If your proc accepts the date as a datetime parameter then there is little you can do to validate that the desired format is ddmmyyyy and not mmddyyyy. It all depends on how the user entered the date and how it was passed to SQL.

For example: On a web page i could add a parameter like this

command.Parameters.AddWithValue("@mydate",mydateVar.ToString("dd/MM/yyyy"));

OR

command.Parameters.AddWithValue("@mydate",mydateVar.ToString("MM/dd/yyyy"));

And SQL will just insert what its given as long as the string can be cast to a date correctly. It wont know the format you want to use so it will try to cast to its system default format.

A solution i use although it may not be applicable in your situation is to have users enter all dates in whatever frontend you have in the dd-MMM-yyyy format. I can then be sure of the format before i insert into the DB. I use that format everywhere to keep it all the same throughout the app.

Kaius
A: 

You said that you are expecting this stored proc to be called directly without a front end and validation ouside of the proc is not an option.

In that case the users will be inserting data directly, I also believe that in this case it is for internal use only (as the stored proc is going to be called directly)

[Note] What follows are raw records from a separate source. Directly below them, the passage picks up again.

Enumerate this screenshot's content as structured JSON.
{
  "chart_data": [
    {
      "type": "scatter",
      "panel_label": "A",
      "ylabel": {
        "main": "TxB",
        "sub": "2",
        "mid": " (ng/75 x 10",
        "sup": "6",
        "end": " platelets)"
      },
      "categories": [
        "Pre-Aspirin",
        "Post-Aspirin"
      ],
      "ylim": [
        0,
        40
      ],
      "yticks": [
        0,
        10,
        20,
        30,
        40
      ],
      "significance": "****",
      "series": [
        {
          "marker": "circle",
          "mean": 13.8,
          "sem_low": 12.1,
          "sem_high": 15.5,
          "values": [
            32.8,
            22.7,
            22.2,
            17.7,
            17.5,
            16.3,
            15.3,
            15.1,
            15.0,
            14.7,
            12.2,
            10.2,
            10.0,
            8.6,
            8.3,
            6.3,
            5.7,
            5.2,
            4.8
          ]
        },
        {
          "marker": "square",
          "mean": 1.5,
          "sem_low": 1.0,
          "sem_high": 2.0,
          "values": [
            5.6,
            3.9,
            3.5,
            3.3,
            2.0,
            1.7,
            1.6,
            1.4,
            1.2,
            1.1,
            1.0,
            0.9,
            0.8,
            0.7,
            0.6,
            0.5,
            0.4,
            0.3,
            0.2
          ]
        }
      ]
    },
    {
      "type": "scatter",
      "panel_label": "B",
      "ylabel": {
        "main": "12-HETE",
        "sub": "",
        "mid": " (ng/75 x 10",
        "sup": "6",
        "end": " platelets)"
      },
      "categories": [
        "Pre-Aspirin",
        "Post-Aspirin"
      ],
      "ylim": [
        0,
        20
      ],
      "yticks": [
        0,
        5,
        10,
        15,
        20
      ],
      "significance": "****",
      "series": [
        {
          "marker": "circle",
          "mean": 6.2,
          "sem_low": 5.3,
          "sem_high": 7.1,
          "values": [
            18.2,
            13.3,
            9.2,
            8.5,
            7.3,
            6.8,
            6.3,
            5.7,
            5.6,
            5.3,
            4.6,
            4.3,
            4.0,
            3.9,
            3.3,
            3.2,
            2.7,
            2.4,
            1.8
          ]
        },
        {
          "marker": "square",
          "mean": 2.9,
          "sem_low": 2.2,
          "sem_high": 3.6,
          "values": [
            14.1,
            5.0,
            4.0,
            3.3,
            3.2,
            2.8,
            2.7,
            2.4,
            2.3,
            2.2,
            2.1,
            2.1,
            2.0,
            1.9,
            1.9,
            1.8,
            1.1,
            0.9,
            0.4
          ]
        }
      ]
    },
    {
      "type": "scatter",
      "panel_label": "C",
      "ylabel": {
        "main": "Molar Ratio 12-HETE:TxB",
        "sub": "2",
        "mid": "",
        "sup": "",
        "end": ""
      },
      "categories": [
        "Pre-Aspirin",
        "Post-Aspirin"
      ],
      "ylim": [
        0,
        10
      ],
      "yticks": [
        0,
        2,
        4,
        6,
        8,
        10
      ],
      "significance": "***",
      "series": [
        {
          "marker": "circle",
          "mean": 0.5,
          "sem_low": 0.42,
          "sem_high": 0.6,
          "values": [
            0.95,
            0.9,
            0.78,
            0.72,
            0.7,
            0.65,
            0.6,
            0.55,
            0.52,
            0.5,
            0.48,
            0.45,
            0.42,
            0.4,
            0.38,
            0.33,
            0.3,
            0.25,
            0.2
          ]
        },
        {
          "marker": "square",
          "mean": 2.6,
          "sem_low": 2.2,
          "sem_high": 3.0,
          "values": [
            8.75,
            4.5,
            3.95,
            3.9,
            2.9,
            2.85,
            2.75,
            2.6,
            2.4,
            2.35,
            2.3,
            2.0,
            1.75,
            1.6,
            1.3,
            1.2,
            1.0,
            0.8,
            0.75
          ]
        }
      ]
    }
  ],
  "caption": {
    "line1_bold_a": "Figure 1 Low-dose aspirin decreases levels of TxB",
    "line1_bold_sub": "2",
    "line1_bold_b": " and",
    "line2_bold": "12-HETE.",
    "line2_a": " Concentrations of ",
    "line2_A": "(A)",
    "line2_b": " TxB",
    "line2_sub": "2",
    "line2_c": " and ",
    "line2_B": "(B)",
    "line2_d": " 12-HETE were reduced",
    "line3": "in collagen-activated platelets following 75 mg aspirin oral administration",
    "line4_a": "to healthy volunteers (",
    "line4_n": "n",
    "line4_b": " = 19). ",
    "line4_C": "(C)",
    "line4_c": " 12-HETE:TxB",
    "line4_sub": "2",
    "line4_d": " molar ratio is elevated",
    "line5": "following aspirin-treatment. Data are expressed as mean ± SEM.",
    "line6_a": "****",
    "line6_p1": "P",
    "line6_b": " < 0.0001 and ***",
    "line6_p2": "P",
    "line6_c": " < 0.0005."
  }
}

So I think you have 2 options

  1. if you have disciplined users you can agree on one of the safe formats: ISO yyyyddmm, or ISO8601 yyyy-mm-dd Thh:mm:ss:mmm if you need a time part as well
  2. otherwise take 3 parameters: year, month, year and perform some validation inside the stored procedure
kristof
Thanks for your answer. Do you know of any way to check that a date has been input in one of the safe formats?
macleojw
Whatever checks you do you cannot be sure that when user enters 20090211 he means 11th of Feb or 2nd of Nov unless you clearly communicate the format. In your code your can assume that it is iso format and simply do the cast to datetime if that returns an error display the error message to the user
kristof
The safe format means that the SQL Server will always interpret the string as yyyyddmm when converting it to datetime type, no matter what are your locale settings
kristof
A: 

I say take a datetime and train them to use the ODBC canonical form of a date as in this example:

EXECUTE uspMyProc {d '2009-02-11'}

If you take a date that you have to parse, whether it be a string or the year, month and day as separate integer arguments, then you have to deal with days out of range for the month and year. Some functions that take those automatically advance or move backwards the day on you. Thus the trick of sending 0 for the day and getting the last day of the previous month. Others return an error. But handling that stuff yourself is probably not worth reinventing the wheel.

If you absolutely have to because novices will be running it directly (why would novices be running stored procedures directly?), I'd take three separate arguments and pass the concatenated date as a string in the format YYYY-MM-DD through ISDATE to verify the parameters and exit if it isn't valid.

Will Rickards
+1  A: 

I've ended up taking a string paramater for the date and require users to enter the month as a word. I check the input is a valid date by converting it to date. To ensure the month is entered as a word, I use the like comparator to compare the input string with "%Jan%" or "%Feb%" or "%Mar%" etc.